Chapter 4 analyzes Jalal Al-e Ahmad’s “Jashn-e Farkhondeh” ("The Auspicious Celebration"), set in the 1930s, drawing on the 1936 police-enforced unveiling decree of Reza Shah. The narrator’s father, a cleric, has been invited to Reza Shah’s organized event for the Emancipation of Women where he will have to take his wife unveiled. To avoid this, he decides to contract a sigheh for two hours with a friend’s more modern daughter, so he can attend without violating the royal command, but able to disobey the state’s unveiling decree by not attending it with his formal wife. Al-e Ahmad shows how female sexuality is regulated and the female body is exploited under a religious façade to the benefit of the sociocultural, religious, and political institutions during the early years of the Pahlavi regime. Al-e Ahmad addresses the issue of modernization, how it intersects with anxieties over losing or sacrificing indigenous culture, and the role of women within this new nation-state, which is heading toward a Western model of modernization.
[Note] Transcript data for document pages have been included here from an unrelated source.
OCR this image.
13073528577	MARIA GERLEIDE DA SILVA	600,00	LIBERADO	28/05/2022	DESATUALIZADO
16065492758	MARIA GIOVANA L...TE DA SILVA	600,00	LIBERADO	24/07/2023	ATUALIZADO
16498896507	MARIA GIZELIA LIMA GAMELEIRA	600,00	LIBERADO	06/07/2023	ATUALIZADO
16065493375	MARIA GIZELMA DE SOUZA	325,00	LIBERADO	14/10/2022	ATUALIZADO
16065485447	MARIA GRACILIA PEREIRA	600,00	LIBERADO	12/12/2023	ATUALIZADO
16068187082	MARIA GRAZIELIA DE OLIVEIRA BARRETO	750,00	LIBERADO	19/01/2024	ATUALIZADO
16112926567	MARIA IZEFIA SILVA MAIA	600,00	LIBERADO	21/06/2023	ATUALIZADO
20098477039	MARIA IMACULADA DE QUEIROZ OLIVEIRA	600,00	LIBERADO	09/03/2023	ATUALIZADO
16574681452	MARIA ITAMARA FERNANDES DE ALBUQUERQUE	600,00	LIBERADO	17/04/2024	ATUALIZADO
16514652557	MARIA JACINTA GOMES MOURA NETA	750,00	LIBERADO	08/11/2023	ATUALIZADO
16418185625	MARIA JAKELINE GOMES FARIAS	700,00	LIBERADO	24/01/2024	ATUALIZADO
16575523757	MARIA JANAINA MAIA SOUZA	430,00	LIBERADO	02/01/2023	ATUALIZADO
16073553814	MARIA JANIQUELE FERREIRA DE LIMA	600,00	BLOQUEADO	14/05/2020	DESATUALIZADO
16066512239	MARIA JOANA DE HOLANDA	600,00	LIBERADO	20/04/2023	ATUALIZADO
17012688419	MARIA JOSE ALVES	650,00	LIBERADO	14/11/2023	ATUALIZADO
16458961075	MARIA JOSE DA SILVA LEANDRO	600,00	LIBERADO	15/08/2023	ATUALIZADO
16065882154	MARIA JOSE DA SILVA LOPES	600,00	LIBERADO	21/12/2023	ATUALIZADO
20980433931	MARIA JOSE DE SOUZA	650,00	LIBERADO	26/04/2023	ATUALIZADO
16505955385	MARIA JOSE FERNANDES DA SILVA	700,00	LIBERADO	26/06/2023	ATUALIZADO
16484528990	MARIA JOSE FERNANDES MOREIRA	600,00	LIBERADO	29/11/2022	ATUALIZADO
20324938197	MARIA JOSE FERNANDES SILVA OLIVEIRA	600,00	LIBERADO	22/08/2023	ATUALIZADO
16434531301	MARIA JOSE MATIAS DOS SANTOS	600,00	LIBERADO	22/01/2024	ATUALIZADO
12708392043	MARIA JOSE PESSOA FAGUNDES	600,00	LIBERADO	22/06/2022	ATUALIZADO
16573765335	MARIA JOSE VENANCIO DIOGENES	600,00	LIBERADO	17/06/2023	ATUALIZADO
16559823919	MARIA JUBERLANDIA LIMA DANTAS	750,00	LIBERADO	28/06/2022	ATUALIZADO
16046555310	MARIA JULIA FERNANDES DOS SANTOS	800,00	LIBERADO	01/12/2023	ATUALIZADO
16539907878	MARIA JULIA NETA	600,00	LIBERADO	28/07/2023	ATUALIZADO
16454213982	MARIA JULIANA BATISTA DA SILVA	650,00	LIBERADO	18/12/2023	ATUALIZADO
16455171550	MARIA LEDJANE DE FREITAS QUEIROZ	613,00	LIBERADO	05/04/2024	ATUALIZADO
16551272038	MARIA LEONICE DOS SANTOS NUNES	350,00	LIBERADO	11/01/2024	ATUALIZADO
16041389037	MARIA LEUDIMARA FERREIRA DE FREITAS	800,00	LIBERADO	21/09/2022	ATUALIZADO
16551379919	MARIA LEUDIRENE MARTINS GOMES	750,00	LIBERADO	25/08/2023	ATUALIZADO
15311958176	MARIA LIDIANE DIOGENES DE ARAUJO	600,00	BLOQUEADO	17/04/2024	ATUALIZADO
In so doing, “Jashn-e Farkhondeh” depicts how modern Iranian womanhood came to be defined through the struggle between religion and politics, as well as the interaction between modernity and tradition, among other factors.
Chapter 5 looks at Ebrahim Golestan’s “Safar-e ‘Esmat” (“‘Esmat’s Journey”) and the relationship between sigheh/sex work and the clerics. Golestan illustrates the impact of religious and sociocultural decadence of the country on sigheh women and the female body. In this story, ‘Esmat’s socioeconomic conditions place her on the margins of the society, but the fact that the cleric approaches her immediately after seeing her in the shrine hints at ‘Esmat’s symbolic sexual social power. It is within the paradoxical context of reality and fantasy that I approach Golestan’s “Safar-e ‘Esmat.” As a sigheh/sex worker, ‘Esmat can bring men’s sexual fantasies close to reality. ‘Esmat’s transformation from being a sex worker to a sigheh woman under the influence of a cleric problematizes the question of female agency. Did sex work provide ‘Esmat with agency? If ‘Esmat engaged sex work and enters sigheh due to lack of alternative means of income, does it mean that she will still feel empowered, or is this another form of exploitation? The fact that ‘Esmat had freedom in choosing her clients as a sex worker, while as a sigheh woman, the Seyyed will choose her clients for her, also foregrounds the dichotomy of “victim” versus “oppressor.” Hence, the question remains: Who holds the power?
Chapter 6 explores Sadeq Chubak’s Sang-e Sabur (The Patient Stone), which reflects the chaotic social conditions of the 1930s and includes a criticism of the institution of sigheh. Sang-e Sabur, too, explores the relationship between sigheh and the clerics, and how clerics exploit sigheh women as an income source. Chubak depicts the decadence of the social and religious systems of the country by hinting at the abundance of women contracting sigheh in pilgrimage zones to alleviate the conditions of their poverty. Chubak criticizes the way sex work is disguised under the façade of religion and sigheh. By exposing Gowhar to social violence and subsequent murder at the hands of a psychopath who has decided to purge society of sex workers, Chubak also indicts the social stigmatization and ostracization of sigheh women in Iranian society. This exposure to violence indicates that the patriarchal world in which Gowhar lives is hesitant to grant working-class women, especially sigheh women, the right to control their own sexuality and thus their subjectivity. Hence, Gowhar’s murder can be viewed not only as an act of gendered and sexual discrimination, but also a class-based one – and altogether a violation of her rights as a human.